À l’image de beaucoup d’institutions fondées au cours du dernier siècle avec d’excellentes intentions et suivant les idées européennes dans le but de résoudre un problème spécifique à l’Empire ottoman, et qui assez vite ne résolurent rien du tout, le Haut Conseil de santé était devenu lui-même une partie du problème.


Je note le goût d’Abdülhamid pour les romans policiers anglais et français et sa crainte des poisons. 

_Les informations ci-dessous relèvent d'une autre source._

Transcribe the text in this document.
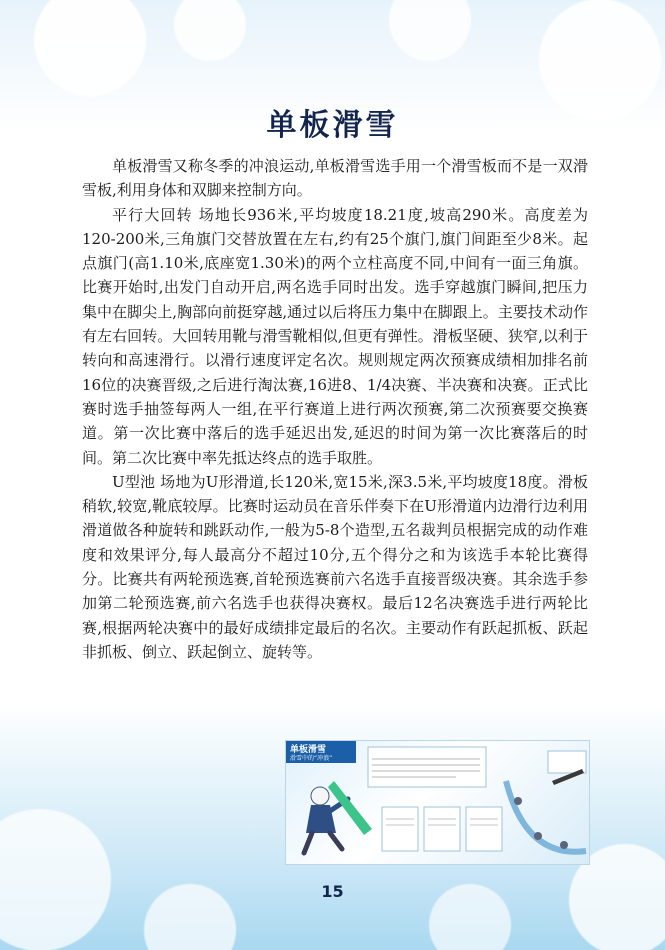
单板滑雪

单板滑雪又称冬季的冲浪运动,单板滑雪选手用一个滑雪板而不是一双滑雪板,利用身体和双脚来控制方向。

平行大回转 场地长936米,平均坡度18.21度,坡高290米。高度差为120-200米,三角旗门交替放置在左右,约有25个旗门,旗门间距至少8米。起点旗门(高1.10米,底座宽1.30米)的两个立柱高度不同,中间有一面三角旗。比赛开始时,出发门自动开启,两名选手同时出发。选手穿越旗门瞬间,把压力集中在脚尖上,胸部向前挺穿越,通过以后将压力集中在脚跟上。主要技术动作有左右回转。大回转用靴与滑雪靴相似,但更有弹性。滑板坚硬、狭窄,以利于转向和高速滑行。以滑行速度评定名次。规则规定两次预赛成绩相加排名前16位的决赛晋级,之后进行淘汰赛,16进8、1/4决赛、半决赛和决赛。正式比赛时选手抽签每两人一组,在平行赛道上进行两次预赛,第二次预赛要交换赛道。第一次比赛中落后的选手延迟出发,延迟的时间为第一次比赛落后的时间。第二次比赛中率先抵达终点的选手取胜。

U型池 场地为U形滑道,长120米,宽15米,深3.5米,平均坡度18度。滑板稍软,较宽,靴底较厚。比赛时运动员在音乐伴奏下在U形滑道内边滑行边利用滑道做各种旋转和跳跃动作,一般为5-8个造型,五名裁判员根据完成的动作难度和效果评分,每人最高分不超过10分,五个得分之和为该选手本轮比赛得分。比赛共有两轮预选赛,首轮预选赛前六名选手直接晋级决赛。其余选手参加第二轮预选赛,前六名选手也获得决赛权。最后12名决赛选手进行两轮比赛,根据两轮决赛中的最好成绩排定最后的名次。主要动作有跃起抓板、跃起非抓板、倒立、跃起倒立、旋转等。

单板滑雪
滑雪中的“冲浪”
15
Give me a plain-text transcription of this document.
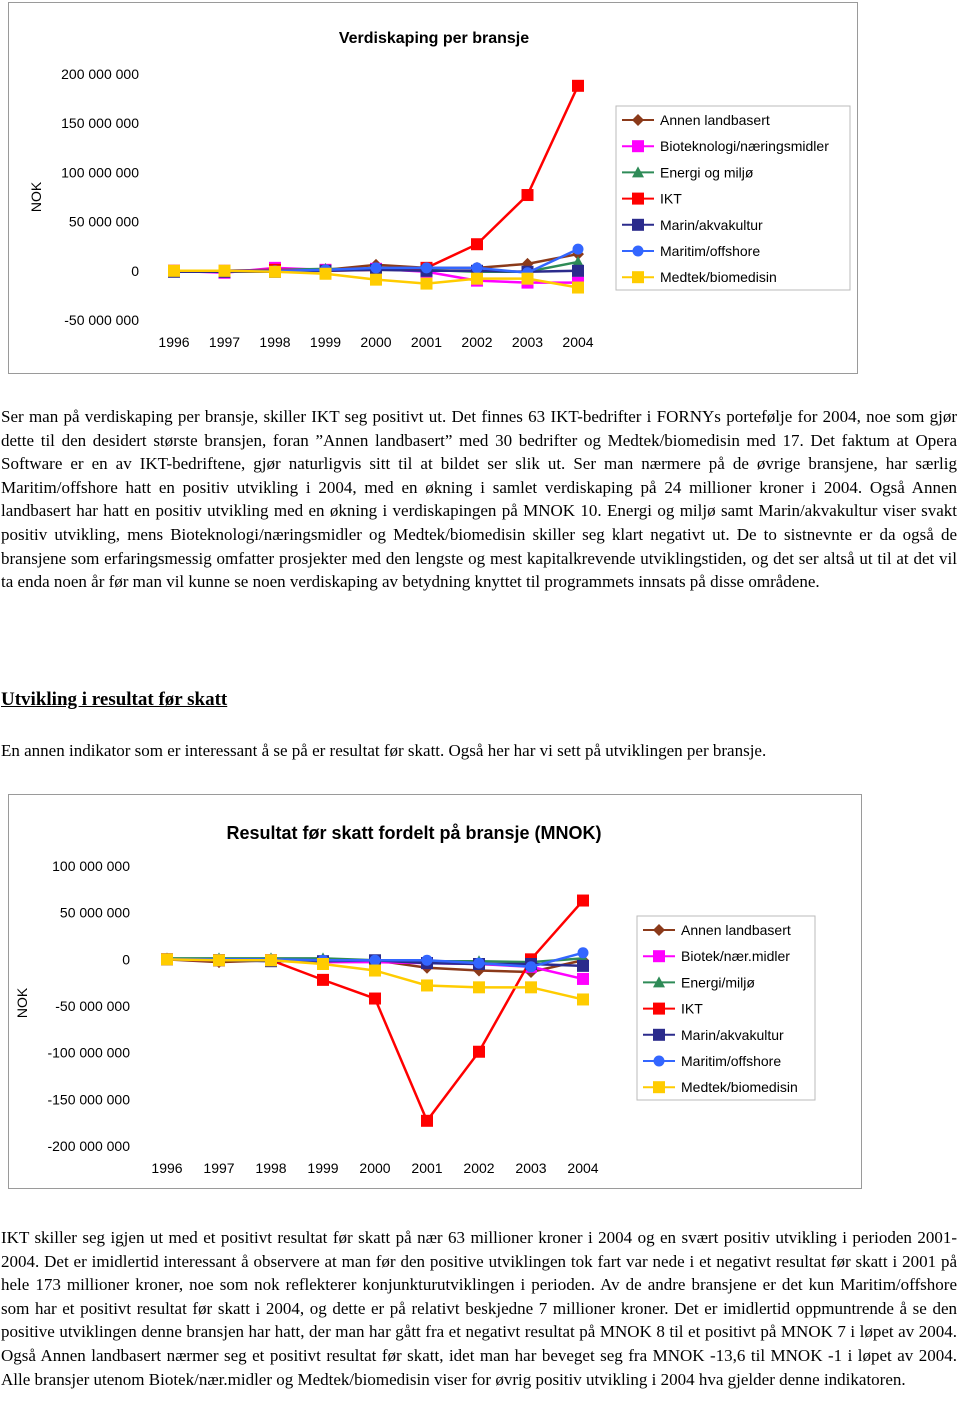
Verdiskaping per bransje
NOK
200 000 000
150 000 000
100 000 000
50 000 000
0
-50 000 000
1996 1997 1998 1999 2000 2001 2002 2003 2004
Annen landbasert
Bioteknologi/næringsmidler
Energi og miljø
IKT
Marin/akvakultur
Maritim/offshore
Medtek/biomedisin

Ser man på verdiskaping per bransje, skiller IKT seg positivt ut. Det finnes 63 IKT-bedrifter i FORNYs portefølje for 2004, noe som gjør dette til den desidert største bransjen, foran ”Annen landbasert” med 30 bedrifter og Medtek/biomedisin med 17. Det faktum at Opera Software er en av IKT-bedriftene, gjør naturligvis sitt til at bildet ser slik ut. Ser man nærmere på de øvrige bransjene, har særlig Maritim/offshore hatt en positiv utvikling i 2004, med en økning i samlet verdiskaping på 24 millioner kroner i 2004. Også Annen landbasert har hatt en positiv utvikling med en økning i verdiskapingen på MNOK 10. Energi og miljø samt Marin/akvakultur viser svakt positiv utvikling, mens Bioteknologi/næringsmidler og Medtek/biomedisin skiller seg klart negativt ut. De to sistnevnte er da også de bransjene som erfaringsmessig omfatter prosjekter med den lengste og mest kapitalkrevende utviklingstiden, og det ser altså ut til at det vil ta enda noen år før man vil kunne se noen verdiskaping av betydning knyttet til programmets innsats på disse områdene.

Utvikling i resultat før skatt

En annen indikator som er interessant å se på er resultat før skatt. Også her har vi sett på utviklingen per bransje.

Resultat før skatt fordelt på bransje (MNOK)
NOK
100 000 000
50 000 000
0
-50 000 000
-100 000 000
-150 000 000
-200 000 000
1996 1997 1998 1999 2000 2001 2002 2003 2004
Annen landbasert
Biotek/nær.midler
Energi/miljø
IKT
Marin/akvakultur
Maritim/offshore
Medtek/biomedisin

IKT skiller seg igjen ut med et positivt resultat før skatt på nær 63 millioner kroner i 2004 og en svært positiv utvikling i perioden 2001-2004. Det er imidlertid interessant å observere at man før den positive utviklingen tok fart var nede i et negativt resultat før skatt i 2001 på hele 173 millioner kroner, noe som nok reflekterer konjunkturutviklingen i perioden. Av de andre bransjene er det kun Maritim/offshore som har et positivt resultat før skatt i 2004, og dette er på relativt beskjedne 7 millioner kroner. Det er imidlertid oppmuntrende å se den positive utviklingen denne bransjen har hatt, der man har gått fra et negativt resultat på MNOK 8 til et positivt på MNOK 7 i løpet av 2004. Også Annen landbasert nærmer seg et positivt resultat før skatt, idet man har beveget seg fra MNOK -13,6 til MNOK -1 i løpet av 2004. Alle bransjer utenom Biotek/nær.midler og Medtek/biomedisin viser for øvrig positiv utvikling i 2004 hva gjelder denne indikatoren.
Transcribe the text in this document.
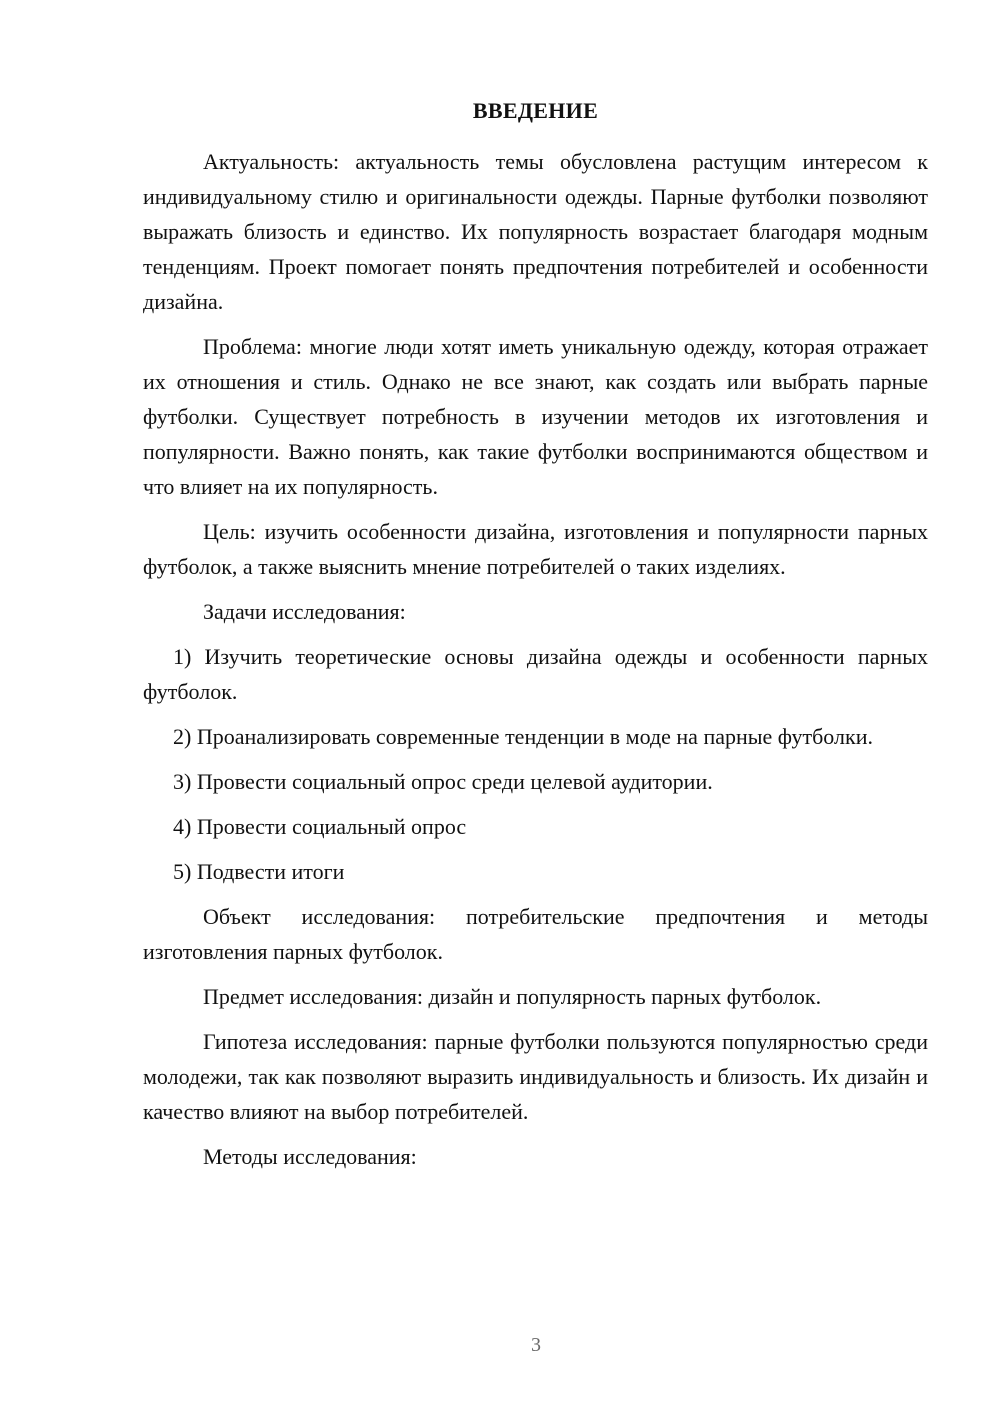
ВВЕДЕНИЕ

Актуальность: актуальность темы обусловлена растущим интересом к индивидуальному стилю и оригинальности одежды. Парные футболки позволяют выражать близость и единство. Их популярность возрастает благодаря модным тенденциям. Проект помогает понять предпочтения потребителей и особенности дизайна.

Проблема: многие люди хотят иметь уникальную одежду, которая отражает их отношения и стиль. Однако не все знают, как создать или выбрать парные футболки. Существует потребность в изучении методов их изготовления и популярности. Важно понять, как такие футболки воспринимаются обществом и что влияет на их популярность.

Цель: изучить особенности дизайна, изготовления и популярности парных футболок, а также выяснить мнение потребителей о таких изделиях.

Задачи исследования:

1) Изучить теоретические основы дизайна одежды и особенности парных футболок.

2) Проанализировать современные тенденции в моде на парные футболки.

3) Провести социальный опрос среди целевой аудитории.

4) Провести социальный опрос

5) Подвести итоги

Объект исследования: потребительские предпочтения и методы изготовления парных футболок.

Предмет исследования: дизайн и популярность парных футболок.

Гипотеза исследования: парные футболки пользуются популярностью среди молодежи, так как позволяют выразить индивидуальность и близость. Их дизайн и качество влияют на выбор потребителей.

Методы исследования:

3
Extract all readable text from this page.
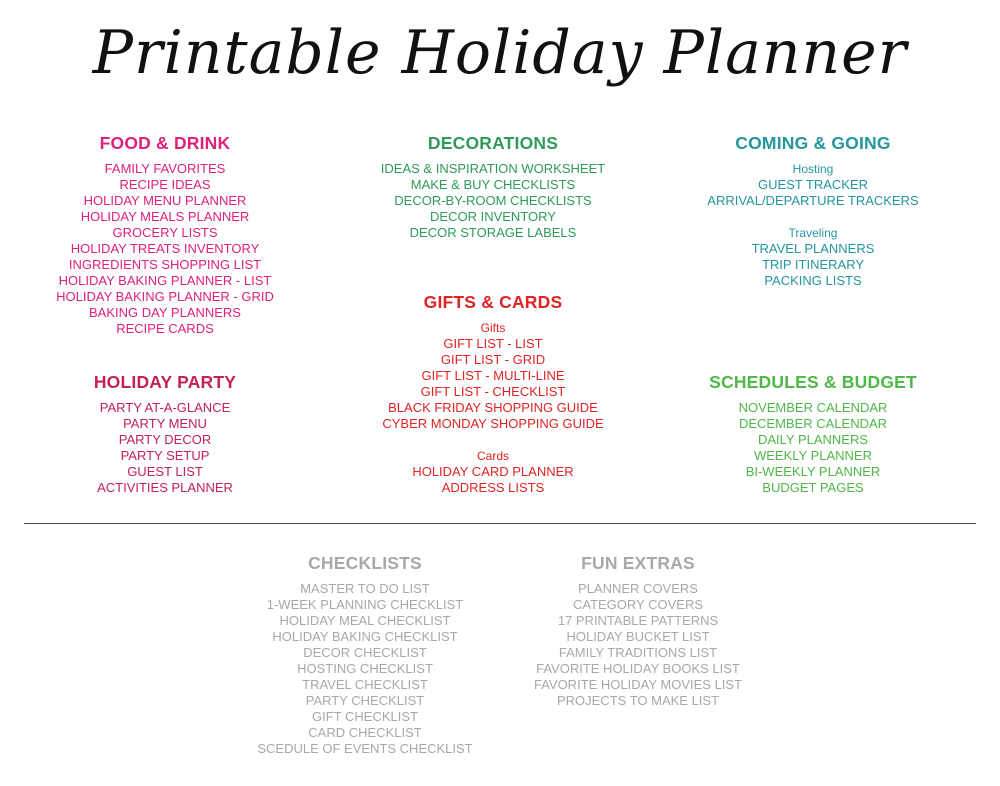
Printable Holiday Planner
FOOD & DRINK
FAMILY FAVORITES
RECIPE IDEAS
HOLIDAY MENU PLANNER
HOLIDAY MEALS PLANNER
GROCERY LISTS
HOLIDAY TREATS INVENTORY
INGREDIENTS SHOPPING LIST
HOLIDAY BAKING PLANNER - LIST
HOLIDAY BAKING PLANNER - GRID
BAKING DAY PLANNERS
RECIPE CARDS
HOLIDAY PARTY
PARTY AT-A-GLANCE
PARTY MENU
PARTY DECOR
PARTY SETUP
GUEST LIST
ACTIVITIES PLANNER
DECORATIONS
IDEAS & INSPIRATION WORKSHEET
MAKE & BUY CHECKLISTS
DECOR-BY-ROOM CHECKLISTS
DECOR INVENTORY
DECOR STORAGE LABELS
GIFTS & CARDS
Gifts
GIFT LIST - LIST
GIFT LIST - GRID
GIFT LIST - MULTI-LINE
GIFT LIST - CHECKLIST
BLACK FRIDAY SHOPPING GUIDE
CYBER MONDAY SHOPPING GUIDE
Cards
HOLIDAY CARD PLANNER
ADDRESS LISTS
COMING & GOING
Hosting
GUEST TRACKER
ARRIVAL/DEPARTURE TRACKERS
Traveling
TRAVEL PLANNERS
TRIP ITINERARY
PACKING LISTS
SCHEDULES & BUDGET
NOVEMBER CALENDAR
DECEMBER CALENDAR
DAILY PLANNERS
WEEKLY PLANNER
BI-WEEKLY PLANNER
BUDGET PAGES
CHECKLISTS
MASTER TO DO LIST
1-WEEK PLANNING CHECKLIST
HOLIDAY MEAL CHECKLIST
HOLIDAY BAKING CHECKLIST
DECOR CHECKLIST
HOSTING CHECKLIST
TRAVEL CHECKLIST
PARTY CHECKLIST
GIFT CHECKLIST
CARD CHECKLIST
SCEDULE OF EVENTS CHECKLIST
FUN EXTRAS
PLANNER COVERS
CATEGORY COVERS
17 PRINTABLE PATTERNS
HOLIDAY BUCKET LIST
FAMILY TRADITIONS LIST
FAVORITE HOLIDAY BOOKS LIST
FAVORITE HOLIDAY MOVIES LIST
PROJECTS TO MAKE LIST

Ce gros roman (680 pages quand même) manque un peu de rythme, mais vaut surtout par un ton d’une ironie, légère, mais bien réelle. Tout le monde est égratigné, que ce soit l’empire ottoman finissant, son sultan paranoïaque, le gouverneur, les chefs de la religion musulmane, les journalistes, etc. etc. Je dirais que Pamuk s’est bien amusé en l’écrivant, en inventant une complète reconstitution historique, tout à fait virtuose.

 

L’effroi des nuits de la peste ne provenait pas seulement des maux de tête, des éruptions de bubons et de la peur de mourir, mais aussi de ce mélange insoluble de chagrin et de désordre qui tourmentait les habitants et ruinait leur sommeil.

 

C’était ce retour progressif des bruits de la ville, bruits familiers qu’ils n’avaient pas oubliés, mais que beaucoup avaient perdu l’espoir d’entendre un jour à nouveau, qui donna aux habitants l’impression la plus nette d’un retour à la vie d’avant. Le plus grand plaisir, c’était de réentendre le hennissement des chevaux, les roues des voitures, le tintement des fers à cheval, le grelot des clochettes.

 

J’avais essayé de lire La Femme aux cheveux roux qui m’était tombé des mains, je suis donc bien contente de cette lecture. Merci beaucoup Odile pour le prêt et les explications !

L’avis de Miriam.

 


 

 

6 commentaires:

keisha a dit…

Sans urgence. J'en ai lu d'autres de l'auteur, bien mais sans enthousiasme.

Dominique a dit…

chez un auteur on peut beaucoup aimer un opus et délaissé le suivant
j'ai noté cette édition mais je n'ai pas encore retrouver l'envie de lire sur les épidémies

nathalie a dit…

Certains de ses titres ont l'air bien meilleurs que d'autres. J'en ai noté, en espérant qu'ils me plairont.

nathalie a dit…

Ah c'est un peu pesant, je comprends. C'est vrai que notre rapport au sujet a un peu changé. On sait que certains trucs ne sont pas invraisemblables, malheureusement.

miriam a dit…

J ai beaucoup aimé ce livre mais je ne suis pas objective. Les îles de la mer Egee me transportent

nathalie a dit…

Il m'a été prêté par une amie qui a vécu en Turquie et elle a la même objectivité. Elle le trouve brillant.